Lasst die Mädels an die Rechner! 6 Gründe wieso mehr Frauen in der Entwicklung arbeiten sollten, und wie sie die IT bereichern.

Claudia ist 28 und Produkt Ownerin der neuen Mobilanwendung eines renommierten Aktienunternehmens. Sie kommt am Montag als Letzte im Großraum-Büro an. Ihre Kolleginnen sitzen bereits an den Rechnern und fügen die letzten Komponenten zusammen…
Klingt unrealistisch? Leider ja! Das ist vieles, aber nicht gewöhnlich.
Gerademal 11 Prozent macht die weibliche Präsenz in den IT-Abteilungen weltweit aus. Es ist eine Männerdomäne. Und das ohne den standardmäßigen Grund , denn zu Programmieren erfordert keine Muskelkraft. Alle Rechtfertigungen dieses Zustands folgen veralteten Gesellschaftsbildern und Vorurteilen. Weibliche Gehirnstrukturen sind die perfekte Erweiterung der Testosteron dominierten Web-Entwicklung.

IT’s a mens world …

Ich selbst habe mich immer als Verfechterin des Lebenslangen Lernens gesehen. Es ist Bestandteil meiner Lebenseinstellung. Ich dachte, ich hätte sie bereits vollkommen verinnerlicht, als ich mich sagen höre: „Ich traue mir echt alles zu, aber Programmieren ist nichts für mich.“ Damit war es besiegelt: „Challenge acceptet! Challenge accomplished!“
Grace Hopper, Ada Lovelace, Joan Clarke und Margaret Hamilton sind die Namen, die euch jedesmal begegnen werden, wenn ihr euch mit dem Thema beschäftigt. Worum es mir geht, geht aber über Einzelfälle hinaus. Es geht eben darum, dass man diese Frauen nicht an einer Hand abzählen können sollte. Es geht viel eher darum, was uns das Beispiel der ENIAC Frauen lehrt.
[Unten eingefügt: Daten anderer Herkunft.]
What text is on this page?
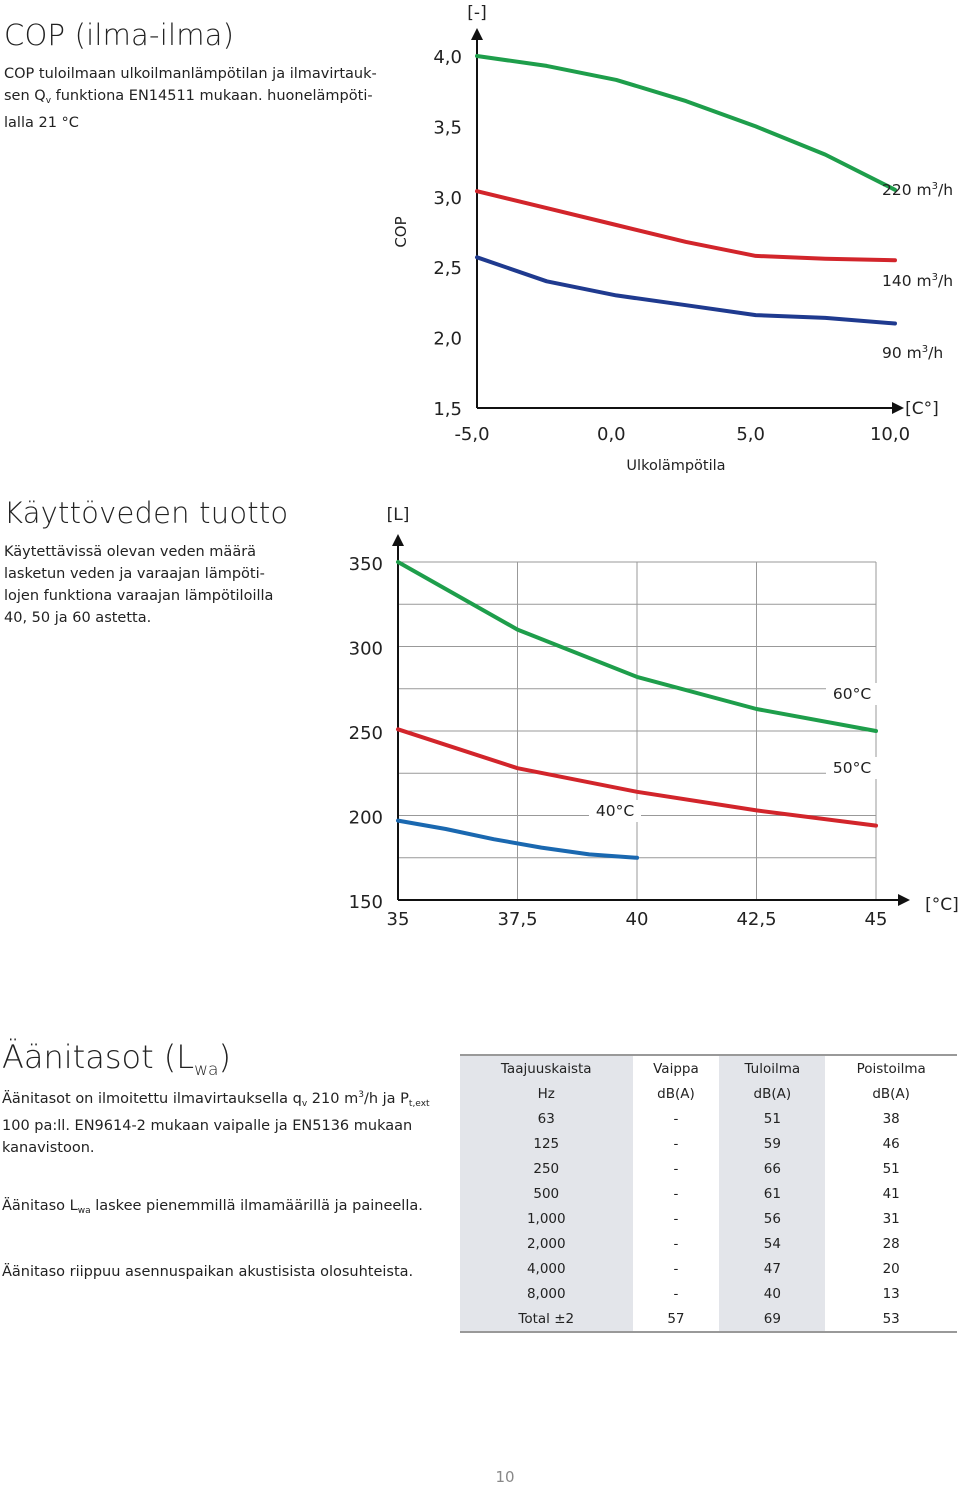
COP (ilma-ilma)
COP tuloilmaan ulkoilmanlämpötilan ja ilmavirtauk-
sen $Q_v$ funktiona EN14511 mukaan. huonelämpöti-
lalla 21 °C
[-]
[C°]
COP
Ulkolämpötila
4,0
3,5
3,0
2,5
2,0
1,5
-5,0	0,0	5,0	10,0
220 $m^3/h$
140 $m^3/h$
90 $m^3/h$
Käyttöveden tuotto
Käytettävissä olevan veden määrä
lasketun veden ja varaajan lämpöti-
lojen funktiona varaajan lämpötiloilla
40, 50 ja 60 astetta.
[L]
[°C]
350
300
250
200
150
35	37,5	40	42,5	45
60°C
50°C
40°C
Äänitasot $(L_{wa})$
Äänitasot on ilmoitettu ilmavirtauksella $q_v$ 210 $m^3/h$ ja $P_{t,ext}$
100 pa:ll. EN9614-2 mukaan vaipalle ja EN5136 mukaan
kanavistoon.
Äänitaso $L_{wa}$ laskee pienemmillä ilmamäärillä ja paineella.
Äänitaso riippuu asennuspaikan akustisista olosuhteista.
Taajuuskaista	Vaippa	Tuloilma	Poistoilma
Hz	dB(A)	dB(A)	dB(A)
63	-	51	38
125	-	59	46
250	-	66	51
500	-	61	41
1,000	-	56	31
2,000	-	54	28
4,000	-	47	20
8,000	-	40	13
Total ±2	57	69	53
10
Aus Mangel an Männern während des Zweiten Weltkriegs griff man auf die Human Resources zurück, die einem geblieben waren:

Frauen!

Frauen in it

Sie waren es, denen man einen Hauptteil der Entwicklung der ersten Computerprogramme zu verdanken hat.
Wieso wartet unsere Gesellschaft auf solche Engpässe an männlicher Gehirnmasse oder politisch vorgegebene Frauenquoten, um das Potenzial zu nutzen, das ihr inne liegt?
Die Antwort darauf können wir in verschiedenen Ansätzen suchen und finden: unserer Gesellschaft, Erziehung und im Schulsystem. Frauen finden überwiegend nur über Umwege in die IT. Eine Pwc-Studie des Vereinigten Königreichs zeigt ein für die EU repräsentatives Bild: Nur 3 Prozent der Frauen geben an, das eine Karriere in der Technologie ihre erste Wahl wäre. Die Zahl derer, die dieses Ziel verfolgen und auch umsetzen, fällt natürlich noch geringer aus.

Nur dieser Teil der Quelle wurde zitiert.